A press release for the ad campaign claims it "positions Fiverr to seize today’s emerging zeitgeist of entrepreneurial flexibility, rapid experimentation, and doing more with less. It pushes against bureaucratic overthinking, analysis-paralysis, and excessive whiteboarding.”
But Tolentino observes that "This is the jargon through which the essentially cannibalistic nature of the gig economy is dressed up as an aesthetic."
No one wants to eat coffee for lunch or go on a bender of sleep deprivation—or answer a call from a client while having sex, as recommended in the video. It’s a stretch to feel cheerful at all about the Fiverr marketplace, perusing the thousands of listings of people who will record any song, make any happy-birthday video, or design any book cover for five dollars.
Tolentino's critique begins by invoking an incident from last summer in which a Chicago Lyft driver, nine months pregnant, picked up riders on the way to the hospital, a move Lyft's PR department celebrated. “Since she didn’t believe she was going into labor yet,” Lyft wrote “she stayed in driver mode, and sure enough—ping!— she received a ride request en route to the hospital.”

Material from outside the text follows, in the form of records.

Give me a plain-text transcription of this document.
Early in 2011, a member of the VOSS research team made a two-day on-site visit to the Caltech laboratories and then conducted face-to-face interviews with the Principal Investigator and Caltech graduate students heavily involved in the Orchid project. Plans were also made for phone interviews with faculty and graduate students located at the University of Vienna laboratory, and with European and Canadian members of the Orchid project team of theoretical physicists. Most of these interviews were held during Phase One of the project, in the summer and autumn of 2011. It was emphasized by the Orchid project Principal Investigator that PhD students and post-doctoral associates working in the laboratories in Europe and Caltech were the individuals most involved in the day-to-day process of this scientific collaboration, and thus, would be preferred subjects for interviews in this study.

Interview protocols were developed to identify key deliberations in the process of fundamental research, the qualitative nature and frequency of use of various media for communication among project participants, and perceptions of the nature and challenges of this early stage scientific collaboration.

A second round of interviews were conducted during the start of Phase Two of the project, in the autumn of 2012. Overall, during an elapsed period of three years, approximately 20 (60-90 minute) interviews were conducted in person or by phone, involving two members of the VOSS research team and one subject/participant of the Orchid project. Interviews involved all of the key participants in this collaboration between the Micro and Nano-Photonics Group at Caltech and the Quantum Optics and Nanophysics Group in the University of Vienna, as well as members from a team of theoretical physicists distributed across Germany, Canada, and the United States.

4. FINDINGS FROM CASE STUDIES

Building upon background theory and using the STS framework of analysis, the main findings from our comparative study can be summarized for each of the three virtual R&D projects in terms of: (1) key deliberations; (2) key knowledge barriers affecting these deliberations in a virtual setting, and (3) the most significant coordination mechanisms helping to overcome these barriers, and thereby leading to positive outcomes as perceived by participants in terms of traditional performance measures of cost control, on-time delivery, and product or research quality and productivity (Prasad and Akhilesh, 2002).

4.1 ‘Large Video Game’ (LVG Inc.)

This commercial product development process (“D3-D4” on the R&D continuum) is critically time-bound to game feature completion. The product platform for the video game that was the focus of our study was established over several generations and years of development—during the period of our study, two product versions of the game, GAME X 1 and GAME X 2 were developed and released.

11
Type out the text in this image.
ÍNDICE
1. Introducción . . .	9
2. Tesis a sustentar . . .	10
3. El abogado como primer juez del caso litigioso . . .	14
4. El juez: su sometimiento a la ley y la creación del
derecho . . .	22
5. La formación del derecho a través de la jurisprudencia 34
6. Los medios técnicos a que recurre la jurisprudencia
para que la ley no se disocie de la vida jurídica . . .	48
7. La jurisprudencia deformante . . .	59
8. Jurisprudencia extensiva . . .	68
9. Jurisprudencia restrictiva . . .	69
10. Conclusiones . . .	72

Writes Tolentino, "Within the ghoulishly cheerful Lyft public-relations machinery, [the driver] is an exemplar of hard work and dedication—the latter being, perhaps, hard to come by in a company that refuses to classify its drivers as employees." But without the boosterism, the scene is simply sad. "The contrast between the gig economy’s rhetoric (everyone is always connecting, having fun, and killing it!) and the conditions that allow it to exist (a lack of dependable employment that pays a living wage) makes this kink in our thinking especially clear," Tolentino writes.
It's also a predicament that blurs the line between boosterism and parody. Consider a post this week on the Onion's website Clickhole:
"Gender Equality FTW! This Company Has Installed Stirrups On All Of Its Desks So Female Employees Can Give Birth Without Falling Behind On Their Work."